AIインフラ市場は競争が激しいが、オラクルは「後発の強み」を活かし、最新設計のデータセンターを短期間で展開できる利点を持つ。銀行や政府といったセキュリティ要求の高い顧客層を押さえている点も、差別化要因だ。


TikTok買収構想とメディア支配への布石

日経記事でも触れられたように、エリソンはTikTok米国事業の買収構想にも関与している。これは単なる投資ではなく、「情報流通の主導権」を握ろうとする試みだ。

2025年、米政府が中国・ByteDanceによるTikTok運営に規制を強める中、Oracleは投資ファンドと組んで米国事業のスピンオフを模索。もし実現すれば、TikTokのアルゴリズム監査やデータ運用をオラクルが担う可能性が高い。

この動きは、クラウド基盤の提供者にとどまらず、アルゴリズムを通じて「何を誰に届けるか」をコントロールする立場へと踏み込むことを意味する。報道によっては、エリソンがTikTokを軸にメディア支配を拡張しようとしているのではないかとの見方も出ている。

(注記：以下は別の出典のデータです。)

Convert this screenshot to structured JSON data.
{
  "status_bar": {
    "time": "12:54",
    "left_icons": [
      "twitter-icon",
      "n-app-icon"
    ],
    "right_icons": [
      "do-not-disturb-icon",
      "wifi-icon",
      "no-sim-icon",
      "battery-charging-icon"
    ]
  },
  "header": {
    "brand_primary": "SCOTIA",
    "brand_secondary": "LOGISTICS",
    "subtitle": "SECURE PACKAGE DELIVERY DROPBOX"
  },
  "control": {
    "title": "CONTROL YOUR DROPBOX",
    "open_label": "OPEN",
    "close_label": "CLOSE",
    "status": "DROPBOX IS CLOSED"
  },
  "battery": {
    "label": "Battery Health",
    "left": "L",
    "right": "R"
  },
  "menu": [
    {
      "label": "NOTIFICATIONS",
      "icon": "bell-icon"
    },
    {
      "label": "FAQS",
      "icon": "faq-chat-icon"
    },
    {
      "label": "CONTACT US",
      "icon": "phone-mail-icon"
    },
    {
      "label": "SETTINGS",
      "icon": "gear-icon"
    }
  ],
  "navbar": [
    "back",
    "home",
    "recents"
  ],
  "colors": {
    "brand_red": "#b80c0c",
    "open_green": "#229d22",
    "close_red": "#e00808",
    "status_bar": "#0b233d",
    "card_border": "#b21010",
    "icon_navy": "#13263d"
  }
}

もちろん懸念も大きい。言論の多様性やアルゴリズムの透明性が損なわれるリスク、独占禁止法や国家安全保障との摩擦など、規制当局の監視は厳しさを増すだろう。それでも、エリソンはこうしたリスクを恐れず、大胆に踏み込もうとしている。


私生活とビジョン:ハワイ島、別荘、寄付宣言

エリソンの生活は常に注目を集める。2012年にはハワイ・ラナイ島の98%を買収し、持続可能な農業や観光開発に取り組んでいる。日本・京都の南禅寺にも別荘を構え、親日家としても知られる。

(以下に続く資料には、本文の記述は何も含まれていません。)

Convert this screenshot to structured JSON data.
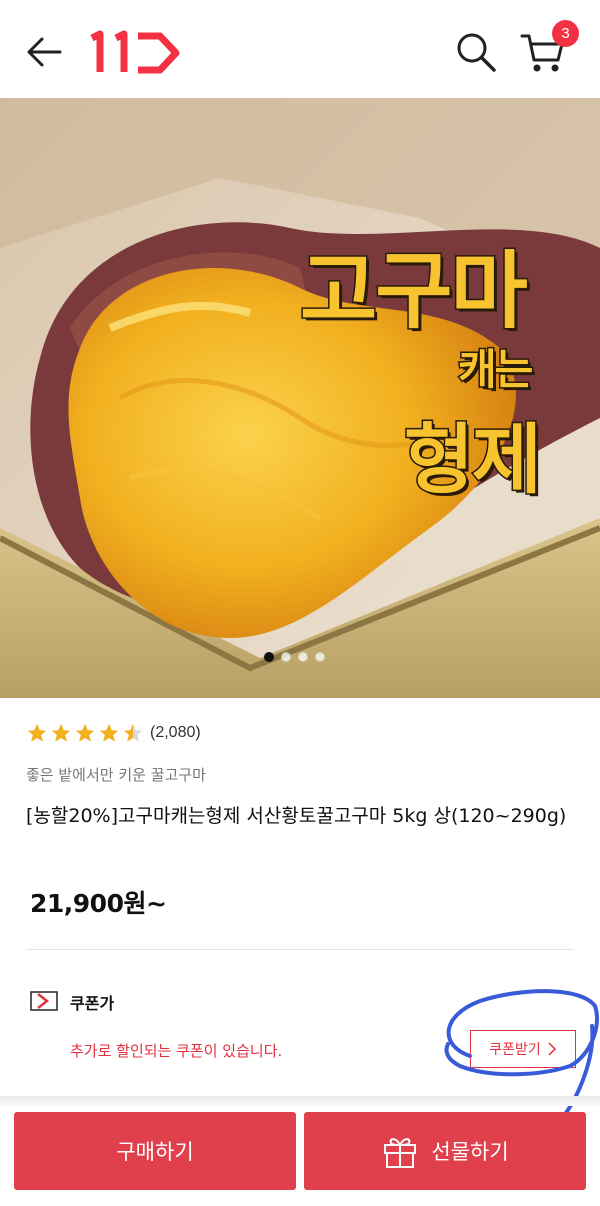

同時に、彼は慈善活動にも関心を示し、資産の95%を寄付する意向を表明している。ただしその方法は従来の基金型ではなく、自らの裁量でプロジェクトに資金を投じるスタイルだ。これは「社会への還元」と「自由度の確保」を両立させようとする姿勢ともいえる。

反骨心と豪快な性格は、若き日のジョブズやゲイツらとの交流からも垣間見える。IBMやマイクロソフトを公然と批判し、時に裁判で対抗する姿は「型破りの実業家」としての象徴だ。年齢を重ねてもその精神は衰えず、今なお大規模な挑戦に挑み続けている。


リスクと批判:集中型戦略の危うさ

エリソンの戦略はスケールが大きい分、リスクも伴う。

第一に、資産の大部分がオラクル株に集中している点だ。株価の急落が資産を直撃し、担保に入れている株式が追証リスクを生む恐れがある。

第二に、規制当局との摩擦だ。AIインフラに加えメディアやアルゴリズムまで握ろうとすれば、独占禁止法や国家安全保障上の懸念が高まる。TikTok買収構想はすでにその火種を抱えている。

第三に、技術競争の不確実性だ。Google、Microsoft、Amazon、Nvidiaといった強敵がひしめく中、新しいチップ技術や量子計算が普及すれば、今のデータセンター中心モデルが陳腐化する可能性もある。

大胆さは成功の原動力だが、その裏には常にリスクが潜むことを忘れてはならない。


今後の展望:技術革新と影響力の拡大

それでも、エリソンが描く未来像は揺るぎない。AI基盤の世界的需要は今後10年でさらに拡大し、オラクルはその中心に位置する可能性が高い。

また、TikTokを含む情報プラットフォームへの関与が進めば、技術とメディアを融合させた「情報帝国」構想が現実味を帯びるだろう。

同時に、社会的責任も問われる。AI時代のインフラとアルゴリズムを握る者は、プライバシー、透明性、公平性を確保する責務を負う。エリソンが寄付や社会貢献をどう実行するかも、今後注目される。

彼は単なる「世界一の富豪」ではない。データベースの革命児から始まり、クラウド覇者へ、さらに情報支配者へ──その挑戦は今も続いている。


結びに代えて

ラリー・エリソンは現役最年長のテック創業者にして、反骨と挑戦を貫く稀代の実業家だ。世界一の富豪という称号は一時的であっても、彼がAI時代における「基盤」を制し、社会の在り方そのものに影響を与えつつあることは間違いない。

今後10年、彼のビジョンと野望がどこまで実現するのか──その行方は、技術だけでなく、私たちの社会や情報環境の未来をも左右することになるだろう。